Rivers may have flowed on Mars for longer than anyone realized

National Geographic (3/27): Research published this week suggests that the Martian climate may have supported precipitation and surface water flows for longer than previously theorized. The findings, published in the journal Science Advances, suggests water flowed as recently as 2 billion years ago. The findings were based on images gathered by Mars orbiters like NASA’s Mars Reconnaissance Orbiter of now dry channels on the Martian surface and other geological features.

Can humans sense magnetic storms? (3/28): Researchers from Caltech offer findings that suggest human brain waves are sensitive to solar induced geomagnetic storms by suppressing alpha waves within the brain, which are associated with feeling relaxed while awake. The Earth today enters a strong stream of solar wind, which is likely to trigger Arctic aurora.


Other News

Boycott Indian launchers? Reactions to India’s anti-satellite weapon test (3/27): Earlier this week, Indian officials announced the successful test of an anti-satellite missile. In response, the Secure World Foundation’s technical adviser Brian Weeden suggested that commercial space companies avoid missions launched by the India’s Polar Satellite Launch Vehicle as a means of discouraging further space debris generating tests.

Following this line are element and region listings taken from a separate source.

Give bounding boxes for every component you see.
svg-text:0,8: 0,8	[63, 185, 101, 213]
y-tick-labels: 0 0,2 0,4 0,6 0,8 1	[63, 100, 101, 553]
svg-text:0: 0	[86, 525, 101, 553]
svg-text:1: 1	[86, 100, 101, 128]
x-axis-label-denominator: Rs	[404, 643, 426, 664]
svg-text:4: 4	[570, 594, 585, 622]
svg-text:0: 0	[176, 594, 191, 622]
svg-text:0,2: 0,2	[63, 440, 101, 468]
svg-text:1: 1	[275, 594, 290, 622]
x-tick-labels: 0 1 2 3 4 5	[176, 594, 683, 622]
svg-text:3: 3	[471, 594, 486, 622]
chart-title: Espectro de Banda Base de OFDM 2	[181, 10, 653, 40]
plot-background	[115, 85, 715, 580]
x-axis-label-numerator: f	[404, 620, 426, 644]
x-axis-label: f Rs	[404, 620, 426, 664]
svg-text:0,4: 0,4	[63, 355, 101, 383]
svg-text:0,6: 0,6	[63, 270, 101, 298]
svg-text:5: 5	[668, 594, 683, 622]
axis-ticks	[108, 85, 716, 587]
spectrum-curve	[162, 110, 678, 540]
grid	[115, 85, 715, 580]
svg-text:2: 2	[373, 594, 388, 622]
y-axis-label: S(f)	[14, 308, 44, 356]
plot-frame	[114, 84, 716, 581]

Proposal to have Trump’s ‘Space Force’ be situated in Florida moves forward (3/27): With the establishment of a sixth branch of the U.S. military, a U.S. Space Force, moving forward, so too are efforts by Florida legislators to headquarter the new branch in the sunshine state. The Space Force would begin under the wing of the U.S. Air Force.

Russia creates space junk recycling system to turn old satellites in orbit into fuel

TASS of Russia (3/27): Russian Space Systems has developed a space debris disposal technology for capturing inactive satellites in low Earth orbit and grinding them up. The debris can then be mixed with hydrogen and oxygen and turned into a fuel to move the recycler on to the next disposal task, a project development lead engineer explained.